Fig. 3: pH-dependent structural transitions of Tyr.

a Real-time SERS spectra of Tyr in the condition changes from pH 1.0 (black) to pH 10.5 (green), and pH 13.0 (red). Integration time: 10 s. b Representative SERS spectra of Tyr at pH 10.5 with 1 s integration time, showing spectral fluctuations arisen from Tyr in distinct charge states. c Comparison of SERS spectra (upper panel) and simulated Raman spectra (lower panel) of Tyr at pH 1.0 (black) and pH 13.0 (red), respectively.

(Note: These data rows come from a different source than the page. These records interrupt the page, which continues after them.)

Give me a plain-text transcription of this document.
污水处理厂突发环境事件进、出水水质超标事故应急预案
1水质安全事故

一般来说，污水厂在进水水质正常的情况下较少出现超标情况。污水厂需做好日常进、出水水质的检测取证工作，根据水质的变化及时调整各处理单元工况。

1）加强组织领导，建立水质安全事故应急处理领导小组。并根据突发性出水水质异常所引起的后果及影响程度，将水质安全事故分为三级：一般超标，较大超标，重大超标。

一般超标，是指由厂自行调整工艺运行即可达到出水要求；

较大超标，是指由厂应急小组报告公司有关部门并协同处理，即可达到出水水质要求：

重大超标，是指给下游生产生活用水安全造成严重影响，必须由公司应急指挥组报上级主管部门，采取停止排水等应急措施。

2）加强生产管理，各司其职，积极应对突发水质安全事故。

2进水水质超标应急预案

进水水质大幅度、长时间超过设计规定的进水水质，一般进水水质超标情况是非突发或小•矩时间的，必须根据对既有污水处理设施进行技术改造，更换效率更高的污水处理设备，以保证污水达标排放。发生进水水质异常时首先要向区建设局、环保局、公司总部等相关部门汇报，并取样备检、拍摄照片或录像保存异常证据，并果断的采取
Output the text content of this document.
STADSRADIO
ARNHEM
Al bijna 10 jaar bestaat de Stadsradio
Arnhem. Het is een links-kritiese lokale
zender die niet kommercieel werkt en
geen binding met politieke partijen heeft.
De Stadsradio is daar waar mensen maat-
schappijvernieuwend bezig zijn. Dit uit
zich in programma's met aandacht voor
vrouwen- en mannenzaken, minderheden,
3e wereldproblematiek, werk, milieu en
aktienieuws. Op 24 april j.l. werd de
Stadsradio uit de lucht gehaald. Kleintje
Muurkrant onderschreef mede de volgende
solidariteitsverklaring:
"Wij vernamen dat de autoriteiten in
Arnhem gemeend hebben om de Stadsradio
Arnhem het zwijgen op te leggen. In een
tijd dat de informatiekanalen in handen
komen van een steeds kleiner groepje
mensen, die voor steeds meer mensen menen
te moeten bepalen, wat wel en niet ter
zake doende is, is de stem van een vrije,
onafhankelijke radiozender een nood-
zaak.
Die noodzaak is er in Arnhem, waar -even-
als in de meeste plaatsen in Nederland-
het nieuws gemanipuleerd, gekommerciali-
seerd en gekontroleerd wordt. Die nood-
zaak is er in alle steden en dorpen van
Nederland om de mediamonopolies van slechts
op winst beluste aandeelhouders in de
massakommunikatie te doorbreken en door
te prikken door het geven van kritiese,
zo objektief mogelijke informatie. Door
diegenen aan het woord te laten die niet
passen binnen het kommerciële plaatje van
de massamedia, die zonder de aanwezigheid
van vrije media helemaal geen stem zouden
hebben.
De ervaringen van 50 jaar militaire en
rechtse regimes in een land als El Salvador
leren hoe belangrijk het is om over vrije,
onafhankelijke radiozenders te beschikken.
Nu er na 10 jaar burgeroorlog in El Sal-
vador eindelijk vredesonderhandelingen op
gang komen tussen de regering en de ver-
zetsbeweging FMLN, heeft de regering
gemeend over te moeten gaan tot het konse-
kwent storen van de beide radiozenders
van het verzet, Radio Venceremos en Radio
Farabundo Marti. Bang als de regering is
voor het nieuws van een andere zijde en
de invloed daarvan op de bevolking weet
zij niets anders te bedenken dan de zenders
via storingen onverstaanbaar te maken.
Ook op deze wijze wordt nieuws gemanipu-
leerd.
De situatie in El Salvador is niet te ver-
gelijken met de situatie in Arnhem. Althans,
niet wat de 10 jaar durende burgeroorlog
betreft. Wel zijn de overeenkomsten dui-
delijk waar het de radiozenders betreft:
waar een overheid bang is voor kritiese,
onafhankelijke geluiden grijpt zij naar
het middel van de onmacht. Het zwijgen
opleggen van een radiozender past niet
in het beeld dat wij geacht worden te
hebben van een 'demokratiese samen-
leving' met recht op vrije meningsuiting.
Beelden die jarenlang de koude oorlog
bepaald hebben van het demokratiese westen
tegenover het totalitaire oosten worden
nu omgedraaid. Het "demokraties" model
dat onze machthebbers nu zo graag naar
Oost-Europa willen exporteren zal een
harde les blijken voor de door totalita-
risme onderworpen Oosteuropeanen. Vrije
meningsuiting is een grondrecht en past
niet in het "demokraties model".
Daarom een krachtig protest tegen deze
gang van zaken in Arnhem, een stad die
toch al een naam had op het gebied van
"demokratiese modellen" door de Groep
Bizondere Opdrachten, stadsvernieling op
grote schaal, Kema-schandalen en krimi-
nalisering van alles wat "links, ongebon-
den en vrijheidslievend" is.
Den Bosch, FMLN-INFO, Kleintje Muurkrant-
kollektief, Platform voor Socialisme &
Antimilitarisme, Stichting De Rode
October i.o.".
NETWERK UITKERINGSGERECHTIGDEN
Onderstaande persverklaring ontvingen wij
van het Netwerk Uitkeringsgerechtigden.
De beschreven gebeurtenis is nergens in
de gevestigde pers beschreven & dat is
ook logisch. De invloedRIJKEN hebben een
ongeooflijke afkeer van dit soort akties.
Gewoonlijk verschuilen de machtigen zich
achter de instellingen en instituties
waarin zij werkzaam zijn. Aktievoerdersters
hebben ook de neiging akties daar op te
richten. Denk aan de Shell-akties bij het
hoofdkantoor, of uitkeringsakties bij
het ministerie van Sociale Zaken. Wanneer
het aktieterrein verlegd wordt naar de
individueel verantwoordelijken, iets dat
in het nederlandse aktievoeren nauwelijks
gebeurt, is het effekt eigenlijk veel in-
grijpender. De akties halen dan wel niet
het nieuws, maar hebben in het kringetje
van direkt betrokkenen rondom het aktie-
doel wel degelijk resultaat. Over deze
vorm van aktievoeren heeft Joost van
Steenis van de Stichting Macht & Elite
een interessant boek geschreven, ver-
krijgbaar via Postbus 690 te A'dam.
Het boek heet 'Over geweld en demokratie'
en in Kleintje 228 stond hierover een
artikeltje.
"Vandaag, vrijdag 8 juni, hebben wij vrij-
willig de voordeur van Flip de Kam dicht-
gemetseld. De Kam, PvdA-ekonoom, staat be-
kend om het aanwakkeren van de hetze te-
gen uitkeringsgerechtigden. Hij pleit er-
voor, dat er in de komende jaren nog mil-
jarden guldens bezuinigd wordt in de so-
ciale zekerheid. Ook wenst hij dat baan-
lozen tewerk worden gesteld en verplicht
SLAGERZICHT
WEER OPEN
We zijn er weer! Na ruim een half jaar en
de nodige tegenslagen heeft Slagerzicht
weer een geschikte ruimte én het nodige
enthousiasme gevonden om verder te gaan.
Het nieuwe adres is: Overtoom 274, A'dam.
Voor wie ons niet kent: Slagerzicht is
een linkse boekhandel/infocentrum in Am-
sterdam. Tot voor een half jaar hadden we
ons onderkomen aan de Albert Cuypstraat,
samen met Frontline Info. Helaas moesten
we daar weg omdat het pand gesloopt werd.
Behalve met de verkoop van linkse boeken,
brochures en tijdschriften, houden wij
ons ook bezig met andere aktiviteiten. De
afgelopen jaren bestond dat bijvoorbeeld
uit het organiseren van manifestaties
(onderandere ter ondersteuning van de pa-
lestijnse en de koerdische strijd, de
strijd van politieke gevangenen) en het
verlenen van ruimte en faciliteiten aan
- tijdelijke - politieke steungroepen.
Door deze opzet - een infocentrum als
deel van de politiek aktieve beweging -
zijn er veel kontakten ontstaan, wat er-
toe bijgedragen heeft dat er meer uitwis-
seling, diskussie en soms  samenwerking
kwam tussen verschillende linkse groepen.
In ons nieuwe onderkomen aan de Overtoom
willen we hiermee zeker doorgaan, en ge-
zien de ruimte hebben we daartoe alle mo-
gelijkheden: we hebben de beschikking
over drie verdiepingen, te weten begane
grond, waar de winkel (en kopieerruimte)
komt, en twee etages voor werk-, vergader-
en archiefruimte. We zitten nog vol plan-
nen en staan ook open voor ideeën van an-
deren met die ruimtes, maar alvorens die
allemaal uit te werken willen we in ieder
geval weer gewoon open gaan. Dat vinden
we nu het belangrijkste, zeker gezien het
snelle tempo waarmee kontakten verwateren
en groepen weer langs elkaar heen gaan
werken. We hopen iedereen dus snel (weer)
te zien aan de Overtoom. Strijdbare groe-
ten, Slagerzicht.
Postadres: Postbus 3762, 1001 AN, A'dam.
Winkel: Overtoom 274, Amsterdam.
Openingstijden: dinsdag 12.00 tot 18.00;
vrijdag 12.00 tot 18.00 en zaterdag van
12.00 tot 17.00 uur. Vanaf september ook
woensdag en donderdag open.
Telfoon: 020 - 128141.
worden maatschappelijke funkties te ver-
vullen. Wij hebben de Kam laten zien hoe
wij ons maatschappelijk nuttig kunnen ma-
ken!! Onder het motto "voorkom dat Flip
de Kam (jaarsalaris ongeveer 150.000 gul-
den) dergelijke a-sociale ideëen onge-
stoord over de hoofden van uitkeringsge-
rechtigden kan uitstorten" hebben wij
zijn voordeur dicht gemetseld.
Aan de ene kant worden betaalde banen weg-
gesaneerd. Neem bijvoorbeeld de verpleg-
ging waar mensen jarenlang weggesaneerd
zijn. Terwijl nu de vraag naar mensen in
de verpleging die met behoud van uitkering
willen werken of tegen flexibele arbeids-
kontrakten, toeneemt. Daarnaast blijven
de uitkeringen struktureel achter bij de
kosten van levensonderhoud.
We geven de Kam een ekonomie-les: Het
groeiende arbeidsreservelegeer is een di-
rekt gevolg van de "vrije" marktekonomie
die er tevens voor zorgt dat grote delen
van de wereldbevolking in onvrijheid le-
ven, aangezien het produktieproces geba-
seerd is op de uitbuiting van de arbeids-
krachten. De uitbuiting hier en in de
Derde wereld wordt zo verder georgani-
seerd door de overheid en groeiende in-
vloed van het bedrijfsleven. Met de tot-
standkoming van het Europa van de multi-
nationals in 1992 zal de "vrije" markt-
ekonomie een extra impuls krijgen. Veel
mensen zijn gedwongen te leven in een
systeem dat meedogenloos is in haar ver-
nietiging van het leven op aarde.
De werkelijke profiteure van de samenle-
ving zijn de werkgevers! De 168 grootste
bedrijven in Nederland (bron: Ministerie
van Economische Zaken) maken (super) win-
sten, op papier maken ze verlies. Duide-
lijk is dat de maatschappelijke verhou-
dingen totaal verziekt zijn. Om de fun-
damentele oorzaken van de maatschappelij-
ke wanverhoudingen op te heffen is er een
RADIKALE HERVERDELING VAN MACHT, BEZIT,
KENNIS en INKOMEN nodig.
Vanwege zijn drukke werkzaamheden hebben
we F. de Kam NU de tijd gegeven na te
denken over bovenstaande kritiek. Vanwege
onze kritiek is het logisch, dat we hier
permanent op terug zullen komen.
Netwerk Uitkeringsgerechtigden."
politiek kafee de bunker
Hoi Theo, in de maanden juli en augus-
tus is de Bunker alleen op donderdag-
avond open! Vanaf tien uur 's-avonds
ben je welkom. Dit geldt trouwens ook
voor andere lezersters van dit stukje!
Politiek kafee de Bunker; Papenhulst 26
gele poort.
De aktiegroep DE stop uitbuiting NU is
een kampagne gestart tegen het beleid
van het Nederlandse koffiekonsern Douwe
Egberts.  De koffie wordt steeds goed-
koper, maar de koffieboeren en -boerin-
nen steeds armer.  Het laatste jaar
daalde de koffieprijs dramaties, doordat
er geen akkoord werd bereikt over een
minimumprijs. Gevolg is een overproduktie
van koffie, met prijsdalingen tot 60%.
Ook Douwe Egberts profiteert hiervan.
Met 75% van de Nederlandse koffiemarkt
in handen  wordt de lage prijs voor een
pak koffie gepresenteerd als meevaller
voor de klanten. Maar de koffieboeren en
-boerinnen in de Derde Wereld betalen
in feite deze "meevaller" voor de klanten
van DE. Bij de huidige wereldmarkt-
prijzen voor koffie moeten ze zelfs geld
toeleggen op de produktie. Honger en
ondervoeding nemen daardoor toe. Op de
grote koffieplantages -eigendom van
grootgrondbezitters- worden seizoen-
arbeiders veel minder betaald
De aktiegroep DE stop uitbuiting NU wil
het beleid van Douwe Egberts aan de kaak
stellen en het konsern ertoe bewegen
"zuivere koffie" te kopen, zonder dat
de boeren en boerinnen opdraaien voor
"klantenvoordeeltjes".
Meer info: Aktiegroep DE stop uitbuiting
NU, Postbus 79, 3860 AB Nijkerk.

The SERS spectra are adopted from (a). The simulated Raman spectra and electrostatic potential are generated from DFT calculations on Tyr in +1 charged state as NH₃⁺CH(CH₂C₆H₄OH)COOH (d) and -2 charged state as NH₂CH(CH₂C₆H₄O^-)COO^- (e), respectively. Based on least-squares procedures, a scaling factor of 0.9770 was applied to the wavenumbers above 1000 cm⁻¹ in simulated Raman spectra. The term (arb. units) is abbreviated for arbitrary units. d, e Electrostatic potential (ESP) values of Tyr in +1 charged state and -2 charged state mapped on 0.01 a.u. van der Waals surface, expressed in atomic units (a.u.).